The city received a $10,000 Department of Ecology grant in 2009. City employees, AmeriCorps teams and volunteers recently completed the work funded by the grant, which included replacing nonnative plants with 150 native trees.

“The people are very cognizant of the water around them and the wildlife around them,” said Mayor Ron Onslow. “Wildlife is important to people here. They want to keep that quality up. They want the wildlife to be safe. So they’re willing to step up and do it.”

The city began the effort in 2005 with a $12,500 grant from the National Fish and Wildlife Foundation. The recent grant, coupled with about $30,000 in city funds, allowed the city to continue the eradication efforts, said Public Works Director Steve Wall.
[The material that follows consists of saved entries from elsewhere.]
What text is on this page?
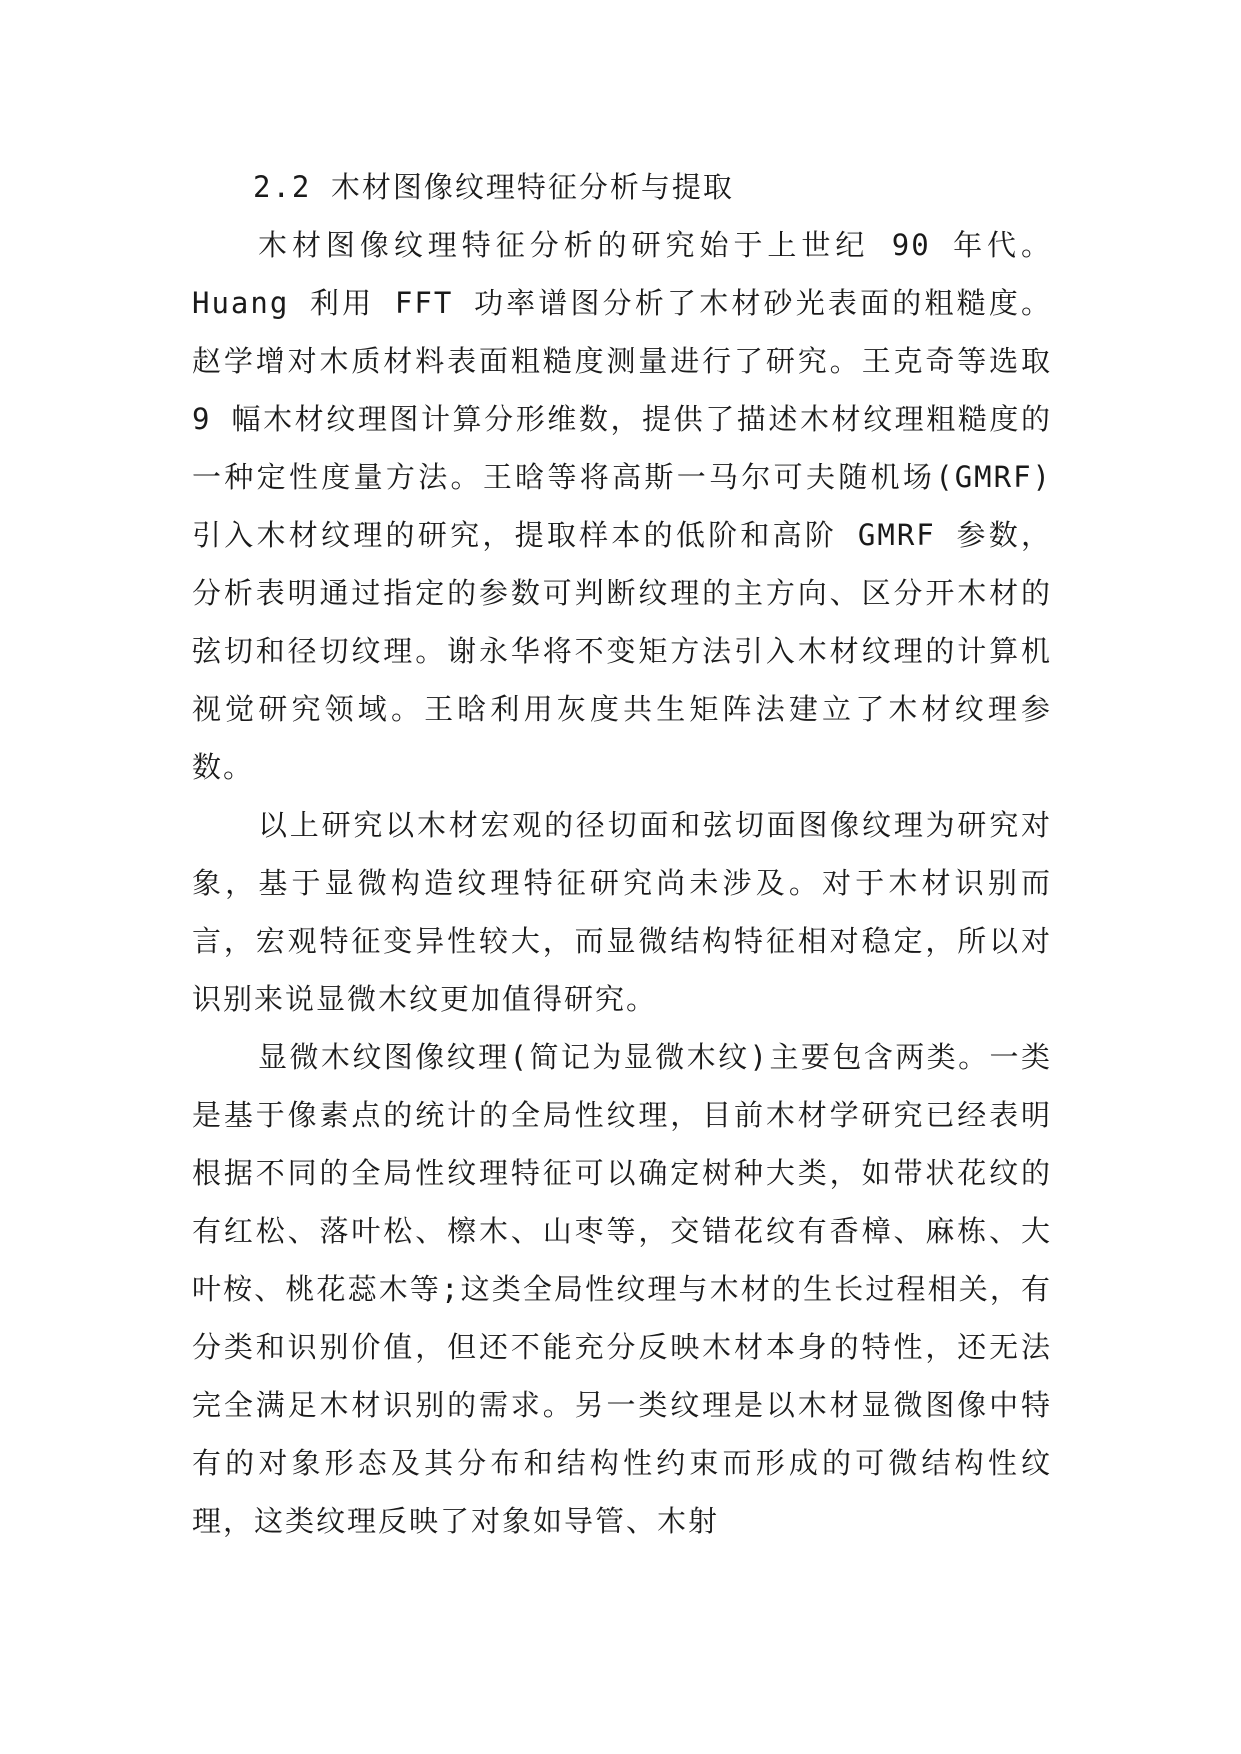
2.2 木材图像纹理特征分析与提取

木材图像纹理特征分析的研究始于上世纪 90 年代。Huang 利用 FFT 功率谱图分析了木材砂光表面的粗糙度。赵学增对木质材料表面粗糙度测量进行了研究。王克奇等选取 9 幅木材纹理图计算分形维数，提供了描述木材纹理粗糙度的一种定性度量方法。王晗等将高斯一马尔可夫随机场(GMRF)引入木材纹理的研究，提取样本的低阶和高阶 GMRF 参数，分析表明通过指定的参数可判断纹理的主方向、区分开木材的弦切和径切纹理。谢永华将不变矩方法引入木材纹理的计算机视觉研究领域。王晗利用灰度共生矩阵法建立了木材纹理参数。

以上研究以木材宏观的径切面和弦切面图像纹理为研究对象，基于显微构造纹理特征研究尚未涉及。对于木材识别而言，宏观特征变异性较大，而显微结构特征相对稳定，所以对识别来说显微木纹更加值得研究。

显微木纹图像纹理(简记为显微木纹)主要包含两类。一类是基于像素点的统计的全局性纹理，目前木材学研究已经表明根据不同的全局性纹理特征可以确定树种大类，如带状花纹的有红松、落叶松、檫木、山枣等，交错花纹有香樟、麻栋、大叶桉、桃花蕊木等;这类全局性纹理与木材的生长过程相关，有分类和识别价值，但还不能充分反映木材本身的特性，还无法完全满足木材识别的需求。另一类纹理是以木材显微图像中特有的对象形态及其分布和结构性约束而形成的可微结构性纹理，这类纹理反映了对象如导管、木射
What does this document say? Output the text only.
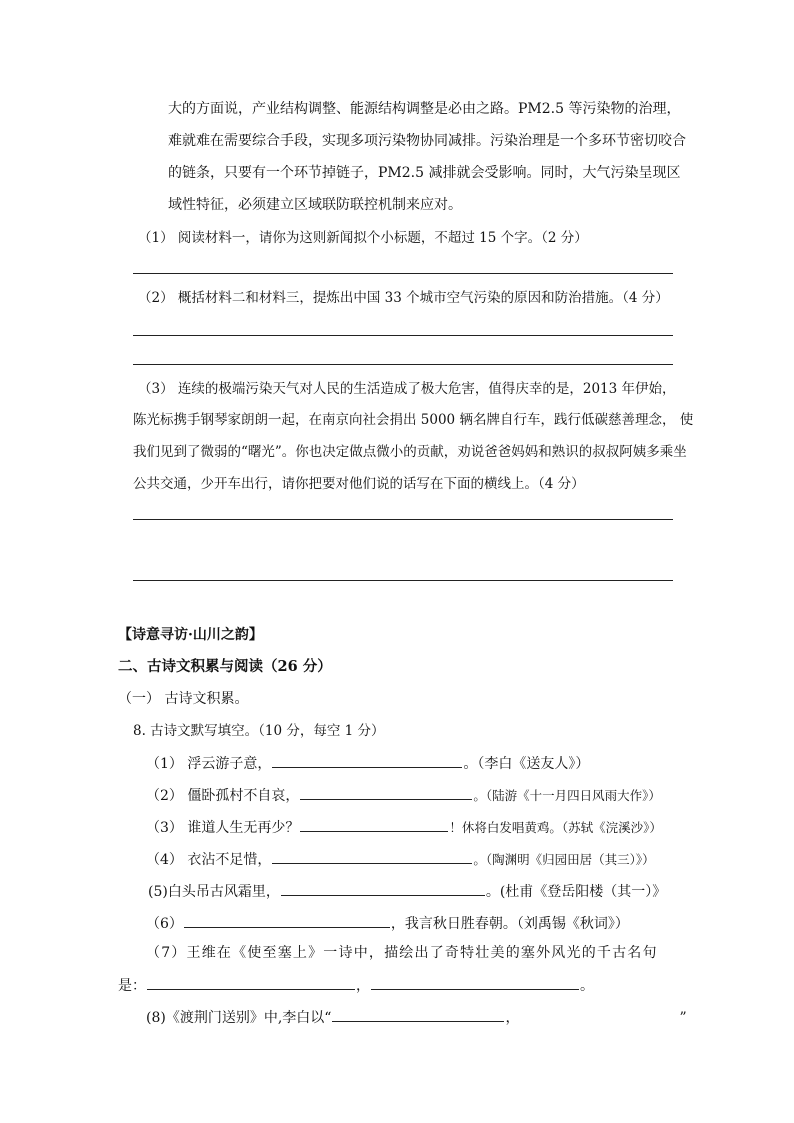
大的方面说，产业结构调整、能源结构调整是必由之路。PM2.5 等污染物的治理，
难就难在需要综合手段，实现多项污染物协同减排。污染治理是一个多环节密切咬合
的链条，只要有一个环节掉链子，PM2.5 减排就会受影响。同时，大气污染呈现区
域性特征，必须建立区域联防联控机制来应对。
（1） 阅读材料一，请你为这则新闻拟个小标题，不超过 15 个字。（2 分）
（2） 概括材料二和材料三，提炼出中国 33 个城市空气污染的原因和防治措施。（4 分）
（3） 连续的极端污染天气对人民的生活造成了极大危害，值得庆幸的是，2013 年伊始，
陈光标携手钢琴家朗朗一起，在南京向社会捐出 5000 辆名牌自行车，践行低碳慈善理念， 使
我们见到了微弱的“曙光”。你也决定做点微小的贡献，劝说爸爸妈妈和熟识的叔叔阿姨多乘坐
公共交通，少开车出行，请你把要对他们说的话写在下面的横线上。（4 分）
【诗意寻访·山川之韵】
二、古诗文积累与阅读（26 分）
（一） 古诗文积累。
8. 古诗文默写填空。（10 分，每空 1 分）
（1） 浮云游子意，	。（李白《送友人》）
（2） 僵卧孤村不自哀，	。（陆游《十一月四日风雨大作》）
（3） 谁道人生无再少？	！休将白发唱黄鸡。（苏轼《浣溪沙》）
（4） 衣沾不足惜，	。（陶渊明《归园田居（其三）》）
(5)白头吊古风霜里，	。(杜甫《登岳阳楼（其一）》
（6）	，我言秋日胜春朝。（刘禹锡《秋词》）
（7）王维在《使至塞上》一诗中，描绘出了奇特壮美的塞外风光的千古名句
是：	，	。
(8)《渡荆门送别》中,李白以“	，	”
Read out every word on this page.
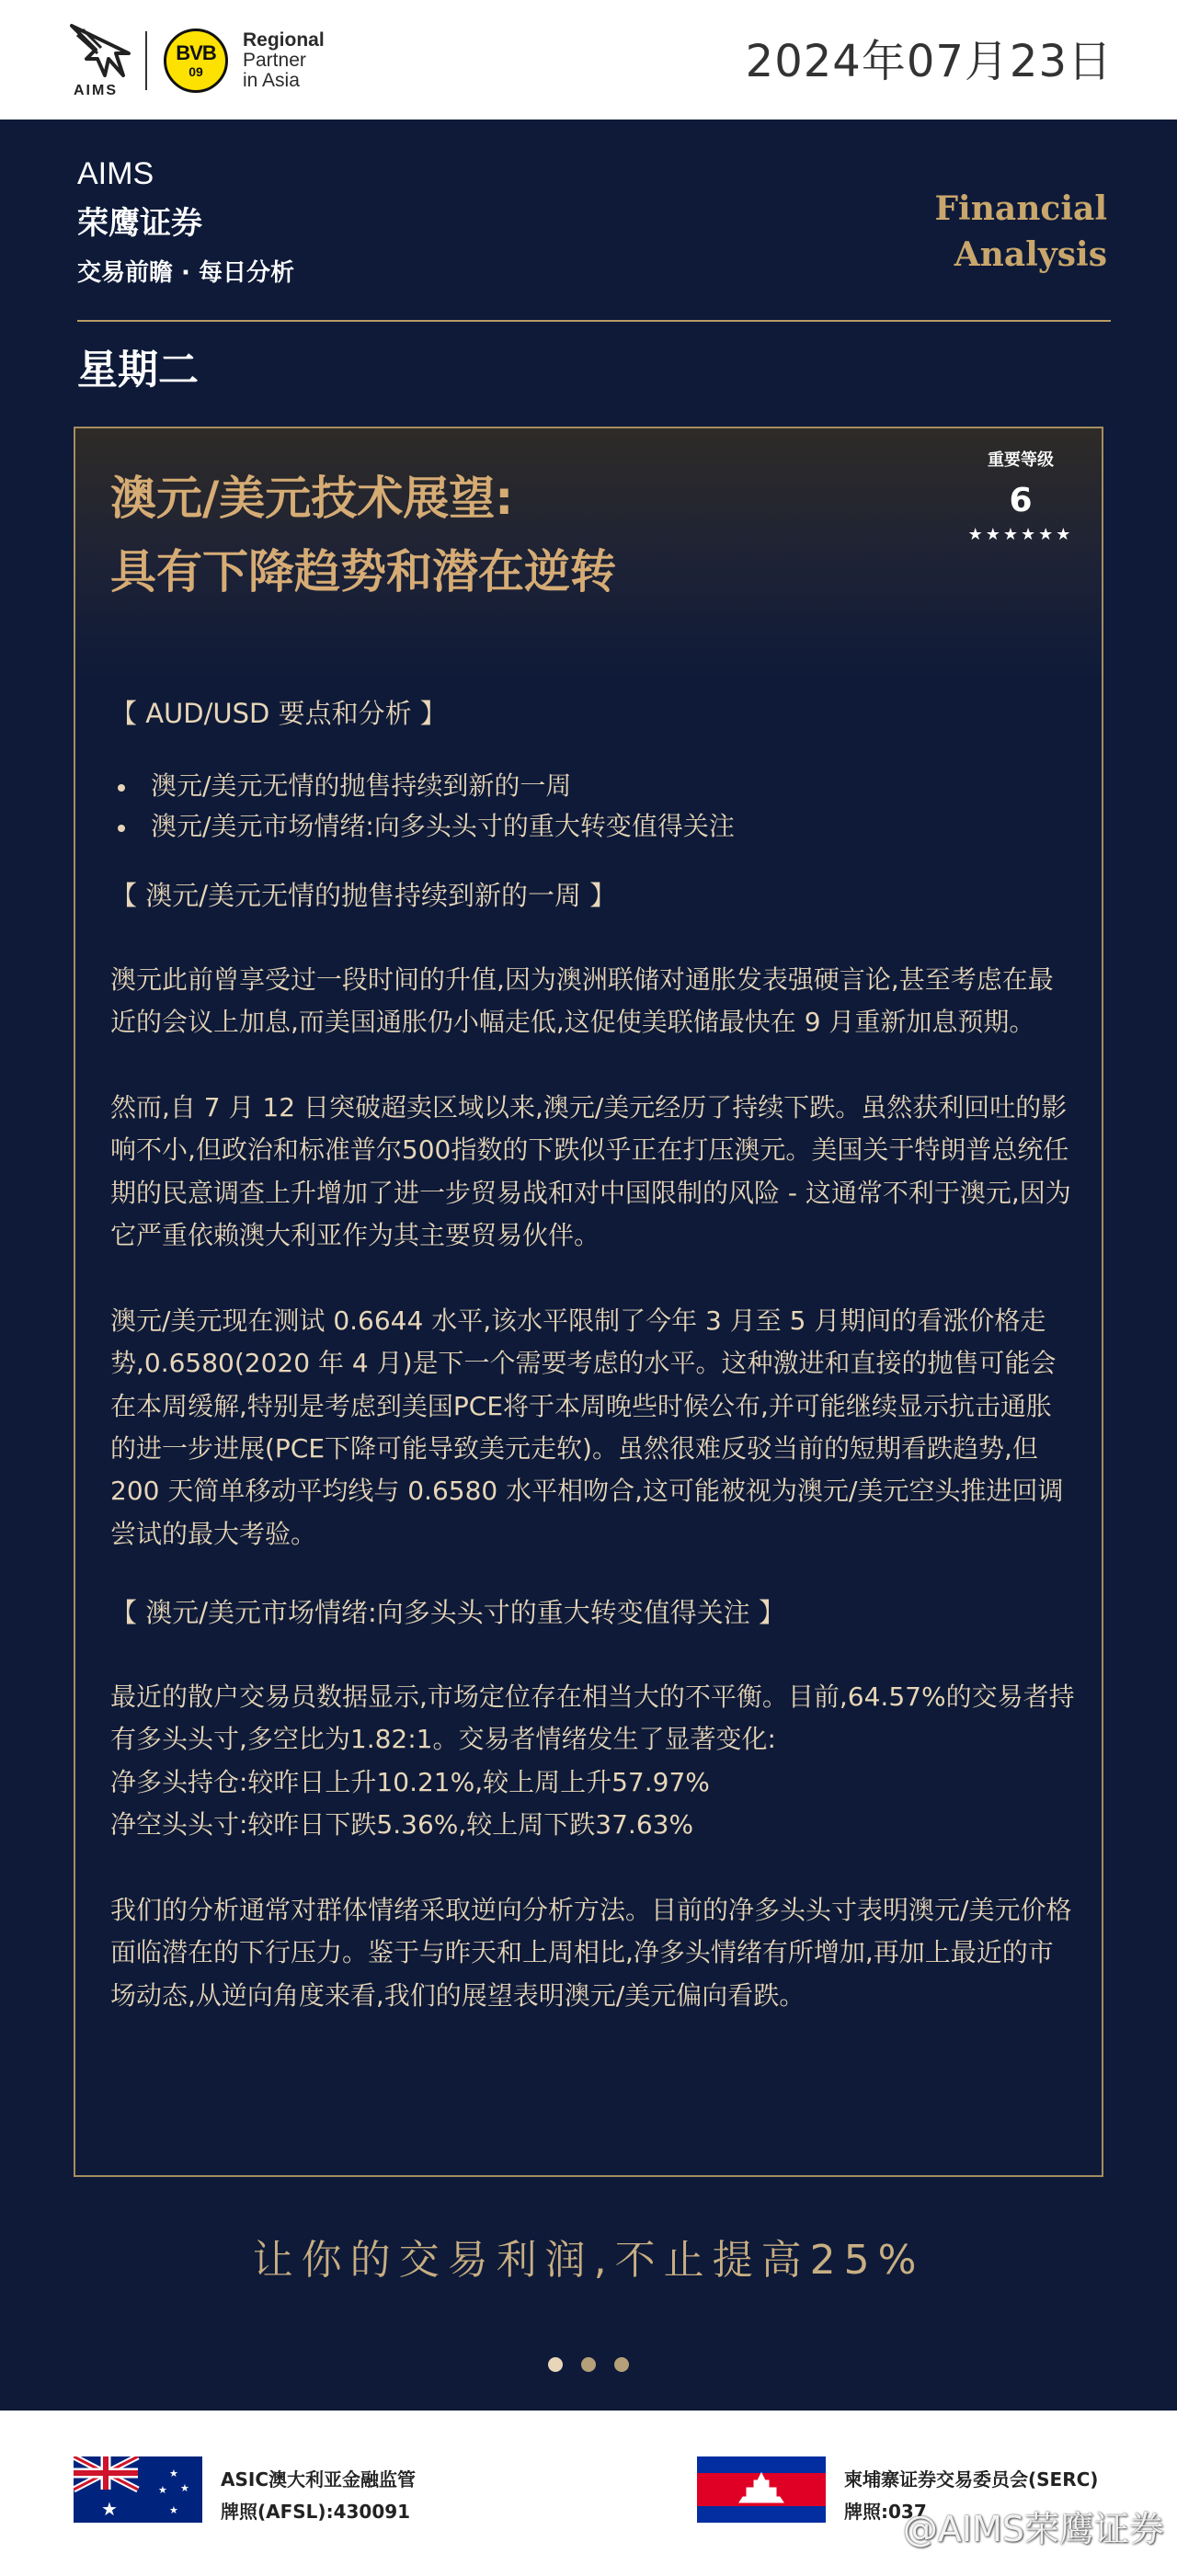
AIMS
BVB
09
Regional
Partner
in Asia	2024年07月23日
AIMS
荣鹰证券
交易前瞻 · 每日分析
Financial
Analysis
星期二
澳元/美元技术展望:
具有下降趋势和潜在逆转
重要等级
6
★★★★★★
【 AUD/USD 要点和分析 】
澳元/美元无情的抛售持续到新的一周
澳元/美元市场情绪:向多头头寸的重大转变值得关注
【 澳元/美元无情的抛售持续到新的一周 】

澳元此前曾享受过一段时间的升值,因为澳洲联储对通胀发表强硬言论,甚至考虑在最近的会议上加息,而美国通胀仍小幅走低,这促使美联储最快在 9 月重新加息预期。

然而,自 7 月 12 日突破超卖区域以来,澳元/美元经历了持续下跌。虽然获利回吐的影响不小,但政治和标准普尔500指数的下跌似乎正在打压澳元。美国关于特朗普总统任期的民意调查上升增加了进一步贸易战和对中国限制的风险 - 这通常不利于澳元,因为它严重依赖澳大利亚作为其主要贸易伙伴。

澳元/美元现在测试 0.6644 水平,该水平限制了今年 3 月至 5 月期间的看涨价格走势,0.6580(2020 年 4 月)是下一个需要考虑的水平。这种激进和直接的抛售可能会在本周缓解,特别是考虑到美国PCE将于本周晚些时候公布,并可能继续显示抗击通胀的进一步进展(PCE下降可能导致美元走软)。虽然很难反驳当前的短期看跌趋势,但 200 天简单移动平均线与 0.6580 水平相吻合,这可能被视为澳元/美元空头推进回调尝试的最大考验。

【 澳元/美元市场情绪:向多头头寸的重大转变值得关注 】

最近的散户交易员数据显示,市场定位存在相当大的不平衡。目前,64.57%的交易者持有多头头寸,多空比为1.82:1。交易者情绪发生了显著变化:

净多头持仓:较昨日上升10.21%,较上周上升57.97%

净空头头寸:较昨日下跌5.36%,较上周下跌37.63%

我们的分析通常对群体情绪采取逆向分析方法。目前的净多头头寸表明澳元/美元价格面临潜在的下行压力。鉴于与昨天和上周相比,净多头情绪有所增加,再加上最近的市场动态,从逆向角度来看,我们的展望表明澳元/美元偏向看跌。

让你的交易利润,不止提高25%
★
★
★ ★
★
ASIC澳大利亚金融监管
牌照(AFSL):430091
柬埔寨证券交易委员会(SERC)
牌照:037
@AIMS荣鹰证券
“There’s been a concerted effort for quite a few years, and I think they’re gaining on it, which is nice,” Onslow said.

Volunteer groups, led by city employees, worked to clear invasive Himalayan blackberry and English ivy plants from the area bordering Gee Creek.

A shot in the stem

Volunteers also marked large Japanese knotweed plants for eradication with herbicide, Wall said.

The city used some of the grant money to hire an AmeriCorps team to inject herbicide into the knotweed, he said. AmeriCorps teams used a device that looks like a gun with a long needle to inject herbicide into the stems of the plants, Wall said. The herbicide injection is the most effective way of removing the plant, he said.

The city first observed the Japanese knotweed along Gee Creek near the upper end of Abrams Park. Japanese knotweed can grow up to 7 feet tall in a single season. The plant then spreads, forming a thick, dense cover that crowds out other plants. The knotweed also has an extensive root system that can damage foundations, buildings, roads and retaining walls, according to the city.

“It really makes a difference in the quality of the creek and the banks surrounding it,” Onslow said. “If you let the blackberry or the knotweed go, they will fully take over and clog it up. It will give you terrible water quality.”

The city will likely continue its enhancement efforts in years to come in order to keep the plant from returning, Wall said.

“We need to keep a handle on the knotweed,” he said. “It never completely goes away.”

Once the invasive species were removed, volunteers planted native species such as red cedar and red osier dogwood in the open spaces. The new plantings will help stabilize the banks of the creek, Wall said.

In addition to the enhancement efforts, Wall said community education about the invasive plants is also important. Many people are unaware that the blackberry and ivy plants are nonnative and can cause problems along stream corridors. Wall hopes to incorporate education and outreach into future efforts.